Plus tard, j’ai été reconnu comme leader international dans ce domaine de génie de protocoles [], c’est-à-dire des méthodes de spécification, vérification and tests de protocoles de communication. Mon article sur la description de protocoles par modèles d’automates d’états finis [] a été très remarqué. Il a été présenté initialement dans une conférence sur les protocoles de communication organisée en février 1978 à Liège (Belgique) par André Danthine. C’était une conférence où j’ai rencontré beaucoup de personnes qui travaillaient dans ce domaine et avec qui j’ai eu des échanges plus tard. C’était aussi à cette époque que je commençais à travailler pour le Département de communication (DOC) du Gouvernement du Canada sur des questions de normalisation des protocoles de communication. C’était l’époque quand le protocole X.25 était défini par l’Union Internationale de Télécommunications (à Genève), protocole utilisé ensuite pendant des dizaines d’années pour la communication entre ordinateurs (avant que les protocoles Internet ne deviennent populaires dans les années ’90).

J’ai ensuite aussi beaucoup contribué aux travaux de normalisation sur les “techniques de description formelle” qui étaient destinées à être utilisées pour décrire de nouveaux protocoles de communication d’une façon plus précise et plus facile à implanter et tester []. Ces questions étaient d’un grand intérêt industriel dans le contexte où beaucoup de nouvelles normes de protocoles étaient en élaboration dans le cadre de la normalisation OSI (Open System Interworking). Les méthodes de tests de protocoles étaient le domaine de recherche de la chaire de recherche industrielle que j’ai obtenue à l’Université de Montréal en 1989 en collaboration avec la compagnie Idacom d’Edmonton et le CITI, nouveau centre de recherche du DOC à Laval.

Connections françaises

Pendant mon année de recherche postdoctorale, en 1971-72, Jean-Pierre Verjus (de Rennes en France) venait pour une courte visite. Il connaissait bien le Département puisqu’il y avait travaillé dans les années ‘60. Maintenant, il donnait un séminaire sur les sémaphores (inventés quelques années auparavant par Dijkstra pour gérer des processus concurrents). Je trouvais cela difficile à comprendre. Plus tard, lors d’une autre visite par Jean-Pierre en ***, nous avons travaillé ensemble sur une publication sur la modélisation de processus concurrents [Bochmann, G. v. and Verjus, J. P., Some comments on "Transition-Oriented" vs. "Structured" specification of distributed algorithms and protocols, IEEE Trans. on SE Vol SE-13, No 4, April 1987, pp. 501-505.]. Plus tard encore, en 1997, Jean-Pierre Verjus recevait un doctorat honoris causa de l’Université de Montréal.

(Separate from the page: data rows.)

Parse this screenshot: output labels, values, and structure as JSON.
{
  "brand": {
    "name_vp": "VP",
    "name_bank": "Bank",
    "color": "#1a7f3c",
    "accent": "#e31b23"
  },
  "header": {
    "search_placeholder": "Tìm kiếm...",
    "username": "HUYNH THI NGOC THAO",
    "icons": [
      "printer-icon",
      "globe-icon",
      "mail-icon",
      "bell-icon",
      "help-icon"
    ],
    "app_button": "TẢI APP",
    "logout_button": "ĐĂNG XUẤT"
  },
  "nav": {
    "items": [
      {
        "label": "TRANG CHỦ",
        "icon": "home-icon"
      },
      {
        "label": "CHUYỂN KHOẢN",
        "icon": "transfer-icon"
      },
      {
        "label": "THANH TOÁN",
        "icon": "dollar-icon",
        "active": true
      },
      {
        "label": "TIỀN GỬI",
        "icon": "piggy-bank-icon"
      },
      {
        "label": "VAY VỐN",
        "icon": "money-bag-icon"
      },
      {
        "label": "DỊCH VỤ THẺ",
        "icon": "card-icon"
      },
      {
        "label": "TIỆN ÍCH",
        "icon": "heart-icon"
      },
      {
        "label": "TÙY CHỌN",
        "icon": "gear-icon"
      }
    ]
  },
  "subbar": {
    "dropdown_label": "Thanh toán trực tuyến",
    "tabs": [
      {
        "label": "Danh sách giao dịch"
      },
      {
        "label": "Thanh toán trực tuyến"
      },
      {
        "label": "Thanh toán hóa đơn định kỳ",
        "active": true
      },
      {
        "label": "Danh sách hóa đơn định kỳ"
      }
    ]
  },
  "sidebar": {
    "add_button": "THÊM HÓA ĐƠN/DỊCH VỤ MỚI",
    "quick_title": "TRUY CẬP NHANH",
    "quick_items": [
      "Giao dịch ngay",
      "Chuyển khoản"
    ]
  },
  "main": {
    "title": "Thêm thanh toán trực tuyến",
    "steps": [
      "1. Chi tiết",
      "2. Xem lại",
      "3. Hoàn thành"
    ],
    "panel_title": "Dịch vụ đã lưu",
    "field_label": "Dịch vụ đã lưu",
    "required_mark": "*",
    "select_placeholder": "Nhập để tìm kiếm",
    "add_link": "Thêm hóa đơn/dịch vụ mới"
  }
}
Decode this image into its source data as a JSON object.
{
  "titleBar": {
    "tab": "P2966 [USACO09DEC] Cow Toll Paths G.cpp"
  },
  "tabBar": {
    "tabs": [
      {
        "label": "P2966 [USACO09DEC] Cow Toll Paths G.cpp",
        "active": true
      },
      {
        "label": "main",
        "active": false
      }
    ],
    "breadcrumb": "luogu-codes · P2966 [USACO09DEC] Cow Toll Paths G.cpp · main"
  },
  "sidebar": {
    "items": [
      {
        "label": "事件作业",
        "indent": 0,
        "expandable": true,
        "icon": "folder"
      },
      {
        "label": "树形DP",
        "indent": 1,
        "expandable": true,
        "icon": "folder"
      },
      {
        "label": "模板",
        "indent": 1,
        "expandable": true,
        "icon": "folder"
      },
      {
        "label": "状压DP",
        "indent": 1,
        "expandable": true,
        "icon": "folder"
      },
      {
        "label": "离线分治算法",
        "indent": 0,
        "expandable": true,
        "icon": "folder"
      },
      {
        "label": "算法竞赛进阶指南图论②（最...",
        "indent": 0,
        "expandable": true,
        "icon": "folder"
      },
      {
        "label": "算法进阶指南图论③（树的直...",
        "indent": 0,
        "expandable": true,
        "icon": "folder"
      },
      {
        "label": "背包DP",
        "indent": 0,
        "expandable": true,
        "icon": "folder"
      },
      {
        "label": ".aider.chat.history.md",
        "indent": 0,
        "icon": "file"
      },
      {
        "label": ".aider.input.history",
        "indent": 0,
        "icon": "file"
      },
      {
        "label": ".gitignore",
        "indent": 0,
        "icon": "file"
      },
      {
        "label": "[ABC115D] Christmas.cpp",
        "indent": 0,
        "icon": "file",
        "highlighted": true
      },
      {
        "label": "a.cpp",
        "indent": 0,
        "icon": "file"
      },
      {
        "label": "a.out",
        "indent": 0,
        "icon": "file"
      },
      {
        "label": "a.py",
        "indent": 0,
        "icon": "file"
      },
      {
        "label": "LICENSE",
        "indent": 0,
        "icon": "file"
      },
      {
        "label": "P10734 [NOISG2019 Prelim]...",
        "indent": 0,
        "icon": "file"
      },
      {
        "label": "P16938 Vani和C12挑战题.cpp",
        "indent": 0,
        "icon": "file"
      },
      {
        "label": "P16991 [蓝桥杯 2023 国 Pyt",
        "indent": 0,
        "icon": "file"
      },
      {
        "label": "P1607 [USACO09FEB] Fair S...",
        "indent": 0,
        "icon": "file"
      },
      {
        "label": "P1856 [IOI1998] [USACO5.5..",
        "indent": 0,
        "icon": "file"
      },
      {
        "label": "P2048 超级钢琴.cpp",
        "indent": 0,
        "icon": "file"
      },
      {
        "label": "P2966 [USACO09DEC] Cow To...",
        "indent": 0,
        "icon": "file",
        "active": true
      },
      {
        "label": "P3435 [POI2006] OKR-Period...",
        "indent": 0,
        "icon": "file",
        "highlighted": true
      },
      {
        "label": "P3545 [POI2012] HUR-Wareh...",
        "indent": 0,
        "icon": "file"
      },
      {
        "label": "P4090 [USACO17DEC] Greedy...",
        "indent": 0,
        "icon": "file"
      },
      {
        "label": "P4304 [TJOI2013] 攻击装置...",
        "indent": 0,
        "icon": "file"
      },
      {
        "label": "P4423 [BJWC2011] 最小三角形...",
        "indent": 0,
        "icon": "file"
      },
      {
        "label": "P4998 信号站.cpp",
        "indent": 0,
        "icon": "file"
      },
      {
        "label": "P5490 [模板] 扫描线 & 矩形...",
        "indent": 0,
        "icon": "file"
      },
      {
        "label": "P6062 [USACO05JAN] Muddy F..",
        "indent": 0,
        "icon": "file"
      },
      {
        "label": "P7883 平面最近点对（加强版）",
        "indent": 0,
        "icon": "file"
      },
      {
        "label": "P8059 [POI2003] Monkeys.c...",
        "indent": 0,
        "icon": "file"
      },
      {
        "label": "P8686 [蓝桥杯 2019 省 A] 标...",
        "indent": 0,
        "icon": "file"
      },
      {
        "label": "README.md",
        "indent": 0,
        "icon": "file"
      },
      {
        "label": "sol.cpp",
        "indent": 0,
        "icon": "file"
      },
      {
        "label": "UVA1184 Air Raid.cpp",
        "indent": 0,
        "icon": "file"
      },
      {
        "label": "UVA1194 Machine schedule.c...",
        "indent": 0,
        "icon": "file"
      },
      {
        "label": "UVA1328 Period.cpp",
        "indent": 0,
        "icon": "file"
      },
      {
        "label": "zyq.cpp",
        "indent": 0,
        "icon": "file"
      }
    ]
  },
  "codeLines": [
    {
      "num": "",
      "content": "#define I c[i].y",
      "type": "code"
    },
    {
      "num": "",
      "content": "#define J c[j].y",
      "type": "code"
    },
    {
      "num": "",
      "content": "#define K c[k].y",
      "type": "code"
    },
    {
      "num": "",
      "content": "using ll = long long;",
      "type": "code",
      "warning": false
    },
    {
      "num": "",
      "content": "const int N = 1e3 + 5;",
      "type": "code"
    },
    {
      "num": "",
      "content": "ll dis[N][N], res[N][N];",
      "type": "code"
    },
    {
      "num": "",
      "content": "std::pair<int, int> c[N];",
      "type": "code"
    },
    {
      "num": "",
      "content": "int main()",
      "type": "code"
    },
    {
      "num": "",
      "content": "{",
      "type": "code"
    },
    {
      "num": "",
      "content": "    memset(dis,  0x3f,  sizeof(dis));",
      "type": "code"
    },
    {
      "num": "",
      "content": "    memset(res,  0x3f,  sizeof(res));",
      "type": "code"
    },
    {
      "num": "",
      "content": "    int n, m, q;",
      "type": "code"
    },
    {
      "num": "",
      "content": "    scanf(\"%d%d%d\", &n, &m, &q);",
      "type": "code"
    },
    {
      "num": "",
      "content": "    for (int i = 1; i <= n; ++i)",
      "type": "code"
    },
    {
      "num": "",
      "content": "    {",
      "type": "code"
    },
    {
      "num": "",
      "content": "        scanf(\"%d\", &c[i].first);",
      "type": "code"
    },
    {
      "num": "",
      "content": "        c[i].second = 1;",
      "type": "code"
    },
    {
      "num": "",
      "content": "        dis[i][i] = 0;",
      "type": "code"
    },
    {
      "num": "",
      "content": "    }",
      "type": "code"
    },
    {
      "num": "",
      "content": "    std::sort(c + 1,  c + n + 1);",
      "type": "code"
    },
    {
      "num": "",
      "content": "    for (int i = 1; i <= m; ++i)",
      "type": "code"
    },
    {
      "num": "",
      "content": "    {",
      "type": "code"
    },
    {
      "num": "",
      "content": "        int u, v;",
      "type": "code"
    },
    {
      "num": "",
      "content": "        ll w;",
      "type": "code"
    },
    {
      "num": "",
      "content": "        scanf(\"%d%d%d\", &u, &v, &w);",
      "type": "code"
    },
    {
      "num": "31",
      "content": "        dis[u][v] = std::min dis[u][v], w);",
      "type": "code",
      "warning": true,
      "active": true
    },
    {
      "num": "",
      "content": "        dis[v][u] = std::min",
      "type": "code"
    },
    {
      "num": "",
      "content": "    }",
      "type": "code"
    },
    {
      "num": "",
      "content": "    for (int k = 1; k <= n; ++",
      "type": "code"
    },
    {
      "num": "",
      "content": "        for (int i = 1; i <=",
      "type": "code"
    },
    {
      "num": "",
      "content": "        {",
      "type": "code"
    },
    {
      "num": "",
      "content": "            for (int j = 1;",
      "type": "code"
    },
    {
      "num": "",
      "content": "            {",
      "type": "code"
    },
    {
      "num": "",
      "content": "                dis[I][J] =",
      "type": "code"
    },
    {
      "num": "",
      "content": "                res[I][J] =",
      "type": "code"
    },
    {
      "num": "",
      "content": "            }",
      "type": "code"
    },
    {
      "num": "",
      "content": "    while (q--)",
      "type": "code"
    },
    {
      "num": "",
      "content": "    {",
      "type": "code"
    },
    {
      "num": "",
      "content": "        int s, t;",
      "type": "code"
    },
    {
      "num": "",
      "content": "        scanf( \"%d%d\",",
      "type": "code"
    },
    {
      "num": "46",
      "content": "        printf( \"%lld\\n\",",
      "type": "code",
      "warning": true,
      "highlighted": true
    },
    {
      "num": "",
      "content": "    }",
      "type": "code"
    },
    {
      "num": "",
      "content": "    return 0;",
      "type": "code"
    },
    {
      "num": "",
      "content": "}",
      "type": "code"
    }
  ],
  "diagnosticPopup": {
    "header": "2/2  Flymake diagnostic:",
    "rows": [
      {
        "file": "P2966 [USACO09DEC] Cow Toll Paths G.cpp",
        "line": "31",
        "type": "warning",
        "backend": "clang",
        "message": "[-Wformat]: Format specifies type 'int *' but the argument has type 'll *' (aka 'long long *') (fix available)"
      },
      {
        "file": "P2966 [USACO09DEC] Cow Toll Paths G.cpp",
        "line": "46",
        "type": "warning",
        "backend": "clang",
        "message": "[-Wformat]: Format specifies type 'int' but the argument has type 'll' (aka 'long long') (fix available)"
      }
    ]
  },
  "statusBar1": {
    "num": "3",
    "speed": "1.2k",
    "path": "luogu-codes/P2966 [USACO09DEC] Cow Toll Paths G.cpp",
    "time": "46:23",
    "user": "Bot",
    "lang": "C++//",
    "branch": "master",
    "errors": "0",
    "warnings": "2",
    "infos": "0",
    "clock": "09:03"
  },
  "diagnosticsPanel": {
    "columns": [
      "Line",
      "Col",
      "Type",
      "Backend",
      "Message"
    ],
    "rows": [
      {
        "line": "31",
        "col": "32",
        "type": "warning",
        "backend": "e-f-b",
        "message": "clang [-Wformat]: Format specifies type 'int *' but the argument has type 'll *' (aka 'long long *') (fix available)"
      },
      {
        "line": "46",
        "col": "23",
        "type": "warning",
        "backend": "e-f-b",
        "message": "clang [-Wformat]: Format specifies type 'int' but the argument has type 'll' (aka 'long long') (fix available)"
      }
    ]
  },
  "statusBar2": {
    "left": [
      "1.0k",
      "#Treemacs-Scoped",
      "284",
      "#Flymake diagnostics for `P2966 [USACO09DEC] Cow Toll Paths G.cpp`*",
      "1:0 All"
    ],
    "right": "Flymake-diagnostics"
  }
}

Jean-Pierre Verjus et Gregor Bochmann

En 1964-65, j’étais étudiant en physique à l’Université de Grenoble. C’était après mon “Vordiplom” en physique que j’avais fait à l’Université de Tübingen et une année d’études de musique (violoncelle et piano). Je voulais apprendre le français, et je profitais des pistes de ski autour de Grenoble. Je partageais une chambre dans la résidence Rabot avec un étudiant français en mathématique appliquée avec orientation informatique. Lui et son copain me parlaient d’un drôle de cours donné par le professeur Vauquois sur les langages et grammaires formels. Ils se demandaient à quoi cela pourrait servir. De mon côté, je ne comprenais rien de ce qui pourrait être enseigné dans ce cours.

Pendant la première année comme professeur au Département d’informatique, en 1972-73, on m’a donné comme charge de cours un cours sur la programmation en langage machine (sujet dont j’avais de l’expérience par le travail de programmation dans mon projet de maîtrise) et un cours sur ce même sujet, langages et grammaires formels, sujet que je devais alors apprendre en consultant des livres et articles de journaux appropriés.

Ils s’adonnait que pendant cet année-là, le professeur Vauquois passait une année à l’Université de Montréal et donnait un cours gradué sur la traduction par ordinateur, sujet qui impliquait aussi des grammaires, mais des grammaires des langue naturelles, un sujet bien plus complexe que les grammaires des langages formels.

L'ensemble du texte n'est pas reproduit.